Brief facts of the case are that the assessee company is engaged in the business of software development and provides information technology-enabled services from its unit located in the SEZ area, and for the assessment year 2014-15 they have claimed deduction of an amount of Rs. 62,81,45,818/- u/s 10AA of the Act.
During the assessment proceeding, it was observed by the AO that the assessee has claimed an exemption of Rs. 62,81,45,818/- u/s 10-AA of the I.T. Act claiming to have been engaged in the field of export of data processing services doing business of software development & providing Information Technology enabled service from Special Economic zone, Noida and this was the 8th year of claim u/s 10-AA, but such claim of the assessee was disallowed on the ground that in all assessment years starting from 2007-08, such a claim was disallowed. According to the learned Assessing Officer the reasons for disallowing the exemption claimed u/s 10AA in the assessment orders passed for earlier assessment years were found to be valid for the AY 2014-15 also. Learned Assessing Officer, therefore, following the earlier years, held that the assessee company did not fulfil the criteria for claim of exemption u/s 10AA of the Act, and accordingly he disallowed the claim of assessee amounting to Rs 62,81,45,818/- u/s 10AA.

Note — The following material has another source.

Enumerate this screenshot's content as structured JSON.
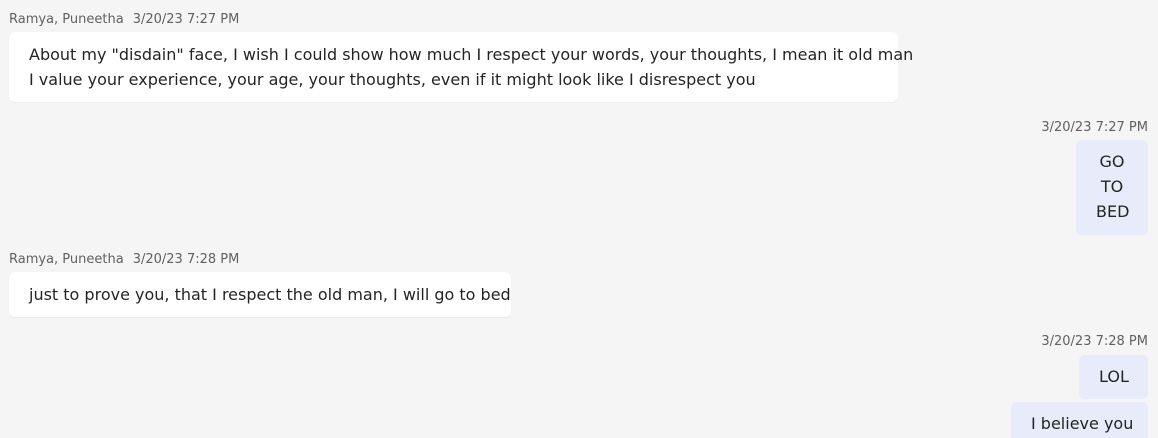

Assessee preferred appeal against such order and contended that the assessee had met all the conditions u/s 10AA. Ld. CIT(A) having considered all the facts of the case observed that he had already decided the issue of allowability of deduction u/s 10AA in the favour of assessee for Asstt. Year 2012-13 vide order dated 31/08/2017 Ld. CIT(A) allowed the appeal for the assessment year 2014-15 also.
There is no dispute that the order of the Ld. CIT(A) for the assessment year 2012-13 was based on the order of the Tribunal in assessee’s own case on the same issue of allowability of deduction under section 10AA for Assessment year 2007-08 to 2010-11 vide order dated 26th July 2016 in 5830/Del/2011, 1463/Del/2013 and 6144/Del/2013 in which it has been held that the assessee is eligible for the claimed deduction under sec. 10AA of the Act, 1961, and such finding of the Tribunal was upheld by Hon'ble jurisdictional High Court, Delhi in the case of appellant in ITA No. 330/2017 for AY 2010-11 vide order dated 22nd May, 2017. Since the issue is identical and keeping in the consistent view taken by the Tribunal as upheld by the Hon’ble jurisdictional High Court it cannot be said that the order of the Ld. CIT(A) suffers any illegality or irregularity so as to invite our interference in this appeal. Since the Ld. CIT(A) followed the binding precedent we uphold the same and consequently find that the appeal is devoid of merits.
Appeal of the Revenue is dismissed.
Order pronounced in the open court immediately after the conclusion of the hearing in the Virtual Court on 30/12/2020.